Thursday, February 12, 2015
Eating as a Spiritual Practice
When I eat I connect with creation in an intimate way. It has become important to me to know where my food comes from, how it was grown, transported, processed and how producing it might have affected other life. Is it local? Is it in season? Does eating it cause harm to my body, the human community, or any of my fellow inhabitants of Earth? These questions slow me down. I also ask myself if I am really hungry especially if it is between meals or I find myself thinking about grazing through the kitchen.
To stop and think before I eat has made eating a spiritual practice. There is not only the satisfying of bodily hungry, there is the deep connection to all that is. I was at the Earth Care Summit put on by Ecumenical Ministries of Oregon last month and one of the speakers made the comment that We are only temporarily not soil. That comment speaks to me and my own journey of faith. I remember a time when I thought that soil made vegetables dirty. I no longer think that and I no longer get excited by a little soil on my lettuce or celery. After all that soil is a remnant of the nourishing substance that allows the vegetables to grow. In the soil are the remains of other beings, plants and creatures that once lived and now assist after their death by nourishing seedlings that feed another generation. It is really quite profound. Soon it will be Lent and on Ash Wednesday when I hear, "Remember you are dust and to dust you will return", I will think, "Remember you are of the Earth and to the Earth you will return" because I believe that would be closer to the original meaning of the phrase dust to dust. (Dust makes me think of billowing dust bunnies under the bed!) The bodies we live in are of the stuff of the Earth. From the Earth comes the food that nourishes us. The Earth is where our bodies find a final resting place.

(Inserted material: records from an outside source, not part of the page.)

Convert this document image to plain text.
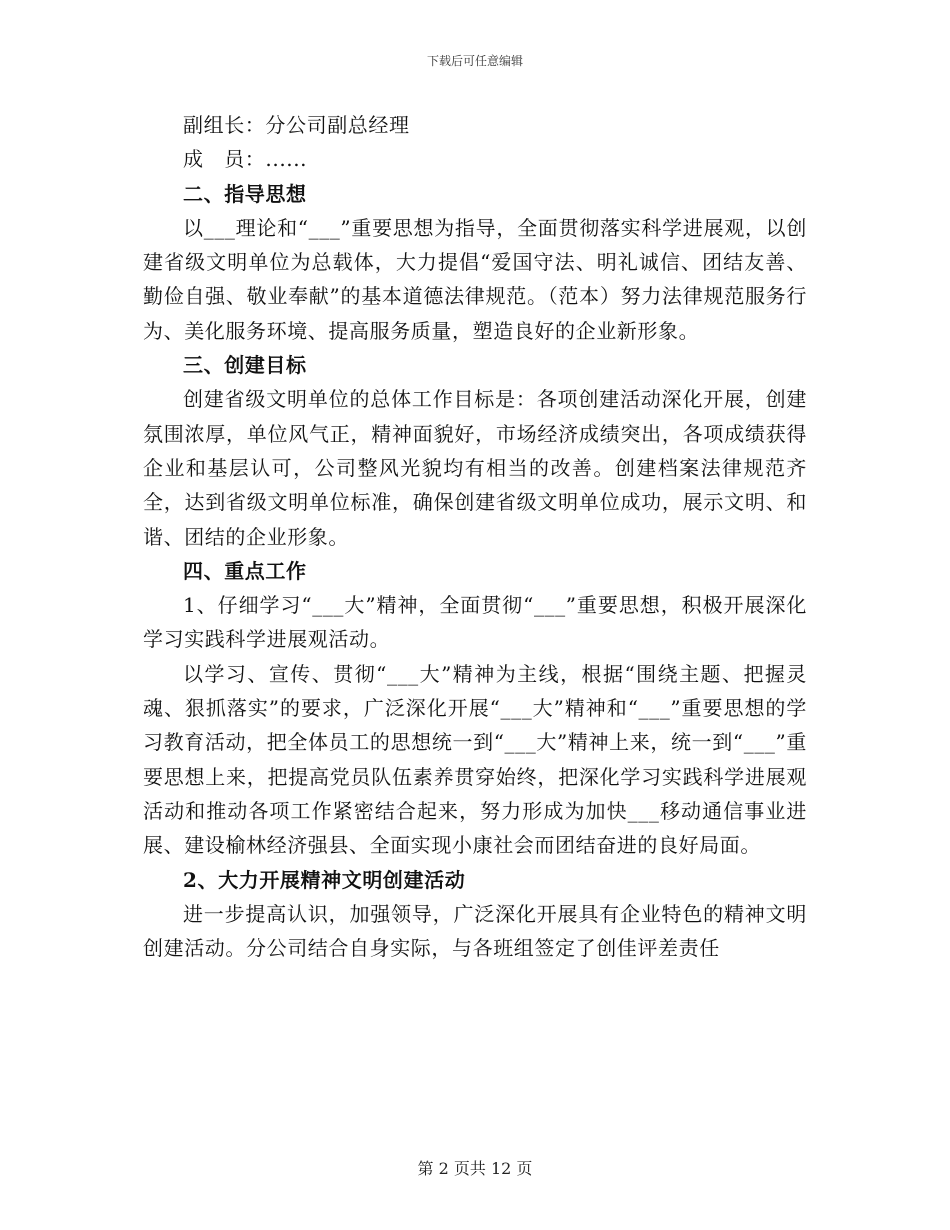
下载后可任意编辑

副组长：分公司副总经理

成　员：......

二、指导思想

以___理论和“___”重要思想为指导，全面贯彻落实科学进展观，以创建省级文明单位为总载体，大力提倡“爱国守法、明礼诚信、团结友善、勤俭自强、敬业奉献”的基本道德法律规范。（范本）努力法律规范服务行为、美化服务环境、提高服务质量，塑造良好的企业新形象。

三、创建目标

创建省级文明单位的总体工作目标是：各项创建活动深化开展，创建氛围浓厚，单位风气正，精神面貌好，市场经济成绩突出，各项成绩获得企业和基层认可，公司整风光貌均有相当的改善。创建档案法律规范齐全，达到省级文明单位标准，确保创建省级文明单位成功，展示文明、和谐、团结的企业形象。

四、重点工作

1、仔细学习“___大”精神，全面贯彻“___”重要思想，积极开展深化学习实践科学进展观活动。

以学习、宣传、贯彻“___大”精神为主线，根据“围绕主题、把握灵魂、狠抓落实”的要求，广泛深化开展“___大”精神和“___”重要思想的学习教育活动，把全体员工的思想统一到“___大”精神上来，统一到“___”重要思想上来，把提高党员队伍素养贯穿始终，把深化学习实践科学进展观活动和推动各项工作紧密结合起来，努力形成为加快___移动通信事业进展、建设榆林经济强县、全面实现小康社会而团结奋进的良好局面。

2、大力开展精神文明创建活动

进一步提高认识，加强领导，广泛深化开展具有企业特色的精神文明创建活动。分公司结合自身实际，与各班组签定了创佳评差责任

第 2 页共 12 页
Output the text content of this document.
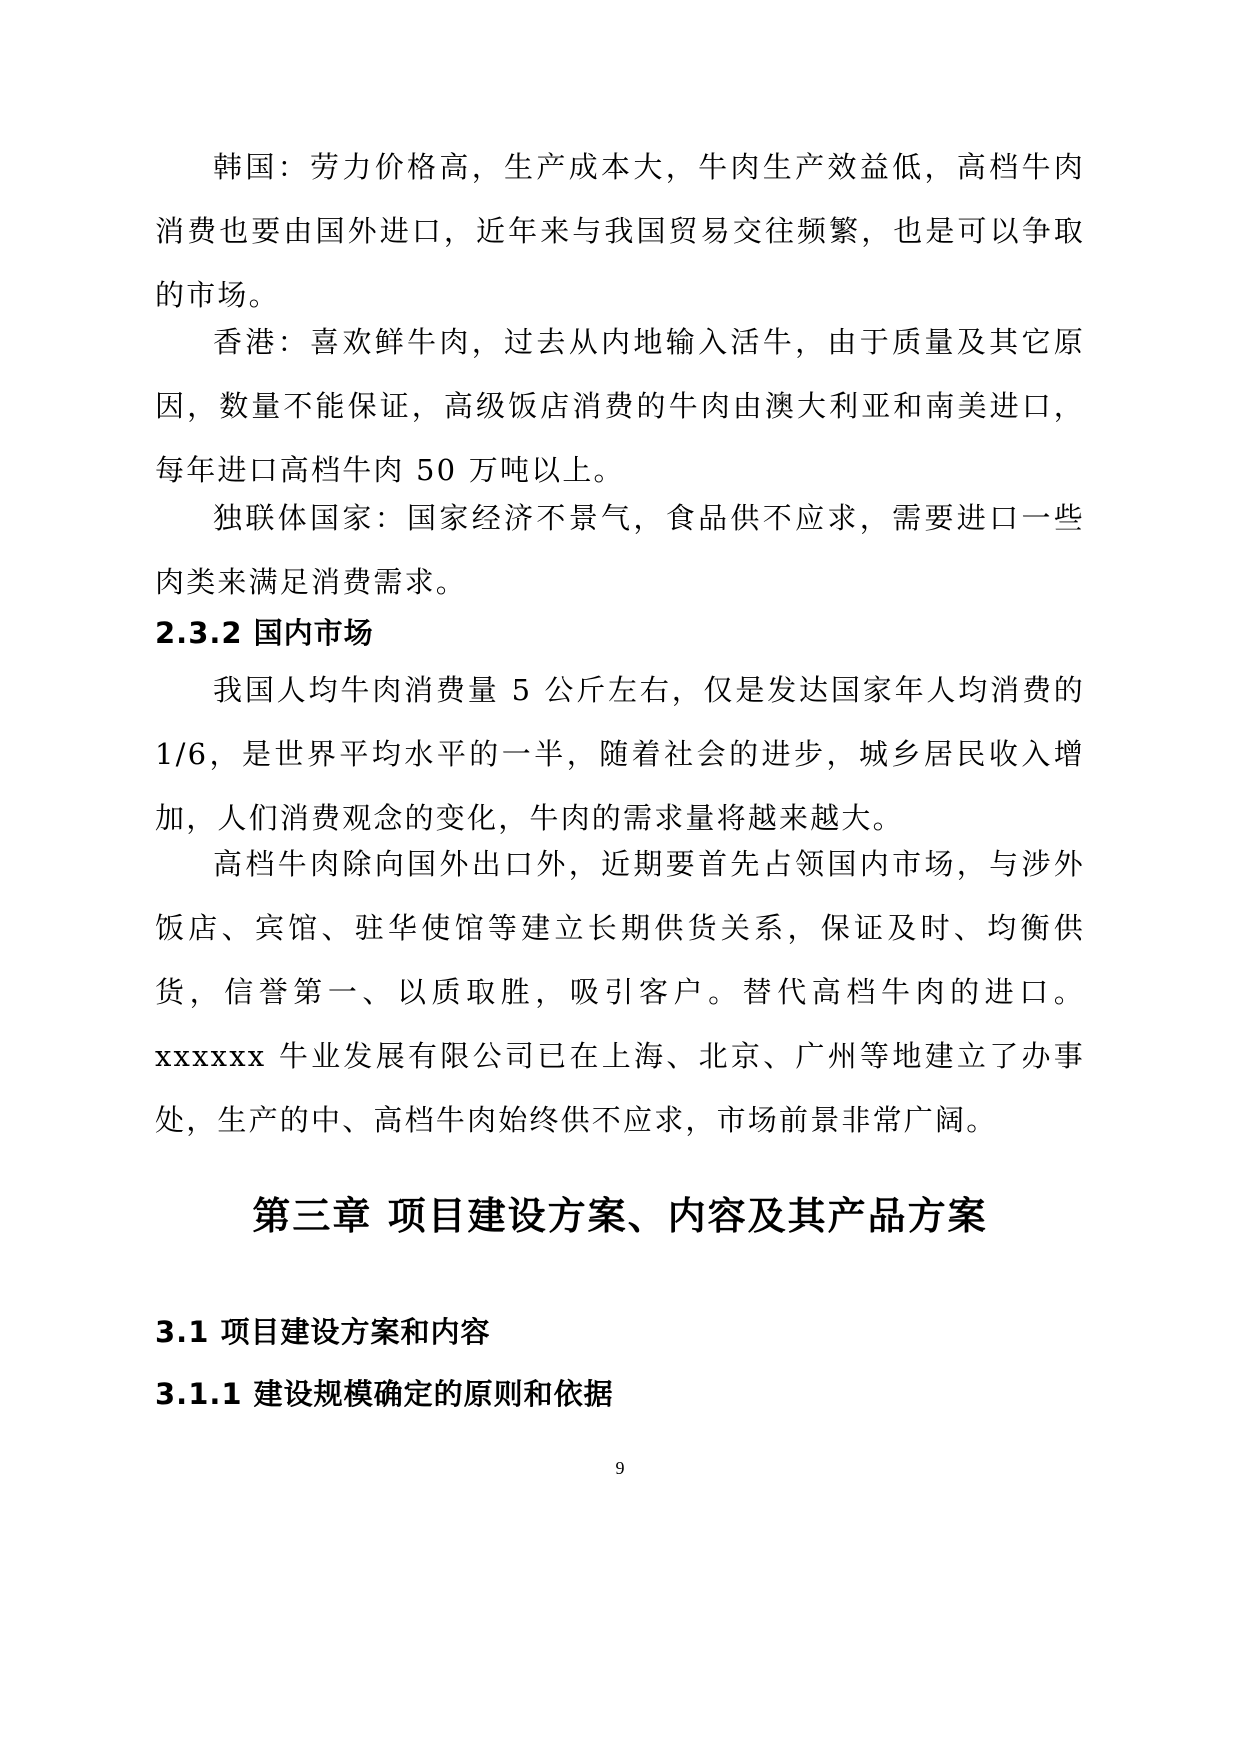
韩国：劳力价格高，生产成本大，牛肉生产效益低，高档牛肉消费也要由国外进口，近年来与我国贸易交往频繁，也是可以争取的市场。

香港：喜欢鲜牛肉，过去从内地输入活牛，由于质量及其它原因，数量不能保证，高级饭店消费的牛肉由澳大利亚和南美进口，每年进口高档牛肉 50 万吨以上。

独联体国家：国家经济不景气，食品供不应求，需要进口一些肉类来满足消费需求。

2.3.2 国内市场

我国人均牛肉消费量 5 公斤左右，仅是发达国家年人均消费的 1/6，是世界平均水平的一半，随着社会的进步，城乡居民收入增加，人们消费观念的变化，牛肉的需求量将越来越大。

高档牛肉除向国外出口外，近期要首先占领国内市场，与涉外饭店、宾馆、驻华使馆等建立长期供货关系，保证及时、均衡供货，信誉第一、以质取胜，吸引客户。替代高档牛肉的进口。xxxxxx 牛业发展有限公司已在上海、北京、广州等地建立了办事处，生产的中、高档牛肉始终供不应求，市场前景非常广阔。

第三章 项目建设方案、内容及其产品方案
3.1 项目建设方案和内容
3.1.1 建设规模确定的原则和依据
9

This thought of the final resting place has led me to desire a green burial at death. At one time I believed that cremation was a better choice for the Earth but after doing some research I realized that is not true. Conventional burial - in a casket with cement grave liner - is anything but green or natural, but using fossil fuels to burn a body puts all sorts of noxious fumes into the air and does not return carbon to the ground... the carbon of the body. So natural burial is now my desire. There are several places near my home where this can happen. Some use biodegradable caskets while others lower the body to the ground in a shroud. There are places that make burial shrouds or a family can provide their own natural fiber blanket wrap. I like the idea of being wrapped and placed directly in the Earth. The idea of a casket with nails or locks always gave me nightmares as did cremation which I know is crazy, but somehow being placed in the Earth is comforting.
I know I jumped pretty quickly from eating to dying but the two are closely connected. We eat to live and when we stop we die. How we eat determines the health of our bodies and contributes to the quality of our lives. The more spiritually connected to how I eat the more aware of connections I have become. Years ago I became a vegetarian after discovering how meat eating in the wealthy countries created famine in the poorer countries. One author suggested that if every person in the wealthy nations would give up eating meat just two days a week it would have a large impact on the poorer nations. So I gave up meat for myself and two+ others who would not do so though I still ate fish and diary products. I called myself a political vegetarian. Then when my youngest daughter became a vegan after learning about animal cruelty, I identified with that aspect - although as I have said before, I did not stop eating dairy because somehow I thought that industry was not so bad. (Little did I know.) After some time when I became involved in environmental issues I also discovered that animal farms were terribly hard on the land and water supplies. So I had an added reason for being vegetarian. About the same time, I stopped eating fish because of the effect that overfishing was having on the ocean. After the Tsunami and the Fukishima nuclear disaster I heard a talk by Helen Caldicott from the Physicians for Social Responsibility and part of the message called into question the safety of Pacific Coast fish. Again, there was that connection between food supply and all that happens. Now I have come to the conviction that eating foods that come from animal agriculture contributes more to global climate change than driving a car. And at the same time my fundamental aversion to killing anything has risen to the surface of my soul where it should have been all along. How could I eat animals or eat products that contribute to the abuse and death of animals when I go to great lengths to save and release a spider or fly or wasp that gets trapped inside a building? Some advocates for animals say that to participate in the animal agricultural industry by consuming its products requires a person to deny the innate human desire to live with compassion toward all other life. I believe that is true.
I am working on compassionate living.